Eligibility and Approval

At the beginning of the second semester of the junior year, the student should begin thinking about potential topics and consult with the department’s concentration advisor. Students seeking to graduate with honors will have received strong grades in concentration courses. In practice this means a preponderance of grades of ‘A’ in concentration courses. Students who are considering graduating with honors are strongly encouraged to take concentration courses for a letter grade. If the concentration advisor agrees that a senior honors thesis may be undertaken, the student must obtain (1) the agreement of two faculty members (at least one from the department) to serve as readers as well as (2) the approval of the department chair. If all parties agree that an honors thesis may be undertaken, the student must submit a working bibliography to the potential readers by the end of the semester (due 5/15).

Procedure

  1. 1. In the first semester of the senior year, the student will register for Individual Study Project in Egyptology. Note that this course is in addition to the ten courses required for the concentration. The student will submit a working title and outline, as well as a one-page abstract of the intended project by the end of the first month of the semester (due 9/30). The student will then work with the readers to prepare a detailed outline of the thesis with accompanying bibliography. Both readers must approve the thesis plan, and the student must then submit a partial draft (at least one major section) before the end of the Fall semester (due 12/15).
  2. 2. In the second semester of the senior year, the student will register for Individual Study Project in Egyptology. Note that this course is in addition to the ten courses required for the concentration.

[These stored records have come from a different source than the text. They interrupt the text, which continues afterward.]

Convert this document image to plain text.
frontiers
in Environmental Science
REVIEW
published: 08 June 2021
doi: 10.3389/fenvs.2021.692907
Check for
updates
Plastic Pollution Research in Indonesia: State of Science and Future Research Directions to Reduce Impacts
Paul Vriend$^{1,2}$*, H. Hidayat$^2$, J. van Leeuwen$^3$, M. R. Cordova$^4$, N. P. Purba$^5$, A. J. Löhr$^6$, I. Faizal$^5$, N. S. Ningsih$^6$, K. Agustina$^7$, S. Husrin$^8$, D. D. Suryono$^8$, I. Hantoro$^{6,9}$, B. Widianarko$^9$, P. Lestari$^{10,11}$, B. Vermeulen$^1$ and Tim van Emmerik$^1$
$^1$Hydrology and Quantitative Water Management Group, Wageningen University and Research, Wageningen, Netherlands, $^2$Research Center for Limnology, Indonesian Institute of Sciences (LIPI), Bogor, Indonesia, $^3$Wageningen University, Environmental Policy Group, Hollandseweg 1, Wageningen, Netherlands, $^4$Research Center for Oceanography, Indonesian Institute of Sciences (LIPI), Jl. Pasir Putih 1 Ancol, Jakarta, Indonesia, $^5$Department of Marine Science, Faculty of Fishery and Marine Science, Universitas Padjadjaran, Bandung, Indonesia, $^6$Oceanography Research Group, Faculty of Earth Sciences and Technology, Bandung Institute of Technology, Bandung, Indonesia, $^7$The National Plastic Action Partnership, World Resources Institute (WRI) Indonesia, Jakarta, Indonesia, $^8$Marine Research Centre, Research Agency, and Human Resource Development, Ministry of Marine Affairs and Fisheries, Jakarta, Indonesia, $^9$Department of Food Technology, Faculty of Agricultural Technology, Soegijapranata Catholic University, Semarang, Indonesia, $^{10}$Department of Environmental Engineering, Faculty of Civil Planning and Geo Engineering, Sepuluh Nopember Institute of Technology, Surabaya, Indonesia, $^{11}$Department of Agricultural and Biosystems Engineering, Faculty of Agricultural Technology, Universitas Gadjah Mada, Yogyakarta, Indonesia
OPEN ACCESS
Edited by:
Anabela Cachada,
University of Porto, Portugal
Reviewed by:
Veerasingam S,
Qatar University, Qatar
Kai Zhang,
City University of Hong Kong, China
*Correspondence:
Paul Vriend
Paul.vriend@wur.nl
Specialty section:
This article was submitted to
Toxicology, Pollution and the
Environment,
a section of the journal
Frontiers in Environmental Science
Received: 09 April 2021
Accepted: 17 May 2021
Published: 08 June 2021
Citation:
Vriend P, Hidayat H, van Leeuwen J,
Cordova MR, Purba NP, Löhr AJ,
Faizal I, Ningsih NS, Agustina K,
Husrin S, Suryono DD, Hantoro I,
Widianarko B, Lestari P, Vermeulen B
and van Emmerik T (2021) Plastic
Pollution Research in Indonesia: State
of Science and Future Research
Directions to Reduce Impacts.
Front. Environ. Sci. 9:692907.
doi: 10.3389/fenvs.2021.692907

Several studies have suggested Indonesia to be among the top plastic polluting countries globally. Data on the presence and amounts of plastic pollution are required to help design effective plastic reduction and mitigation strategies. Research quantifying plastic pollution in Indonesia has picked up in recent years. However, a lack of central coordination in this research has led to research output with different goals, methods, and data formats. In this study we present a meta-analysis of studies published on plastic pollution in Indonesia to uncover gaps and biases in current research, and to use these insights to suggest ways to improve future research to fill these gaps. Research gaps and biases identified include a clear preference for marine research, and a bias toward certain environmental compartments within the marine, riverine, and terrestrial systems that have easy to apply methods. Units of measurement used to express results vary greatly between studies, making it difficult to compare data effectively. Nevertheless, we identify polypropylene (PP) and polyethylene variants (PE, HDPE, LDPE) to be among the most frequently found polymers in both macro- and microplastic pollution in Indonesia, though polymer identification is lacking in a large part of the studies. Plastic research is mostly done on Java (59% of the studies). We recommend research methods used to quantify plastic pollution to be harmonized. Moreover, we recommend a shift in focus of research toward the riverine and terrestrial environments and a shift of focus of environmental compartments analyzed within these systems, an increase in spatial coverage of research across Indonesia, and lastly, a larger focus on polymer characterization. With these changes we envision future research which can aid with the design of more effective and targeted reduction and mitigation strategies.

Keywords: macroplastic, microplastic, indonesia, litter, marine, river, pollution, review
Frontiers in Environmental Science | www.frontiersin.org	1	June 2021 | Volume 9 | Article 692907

This stage will normally involve meetings with the first reader twice a month, and with the second reader monthly, to discuss the on-going research and writing of the thesis.
  3. 3. A complete draft of the thesis must be submitted to the honors committee by 3/15. As a rule of thumb, the thesis should be not more than 100 pages in length, including bibliography.
  4. 4. Three bound copies of the final version of the honors thesis must be deposited by 4/15.
  5. 5. During a half-hour session during the final exam period, the student will give a capstone presentation defending the thesis in front of the thesis committee as well as any other faculty and students who wish to attend.




Page last updated in September, 2010.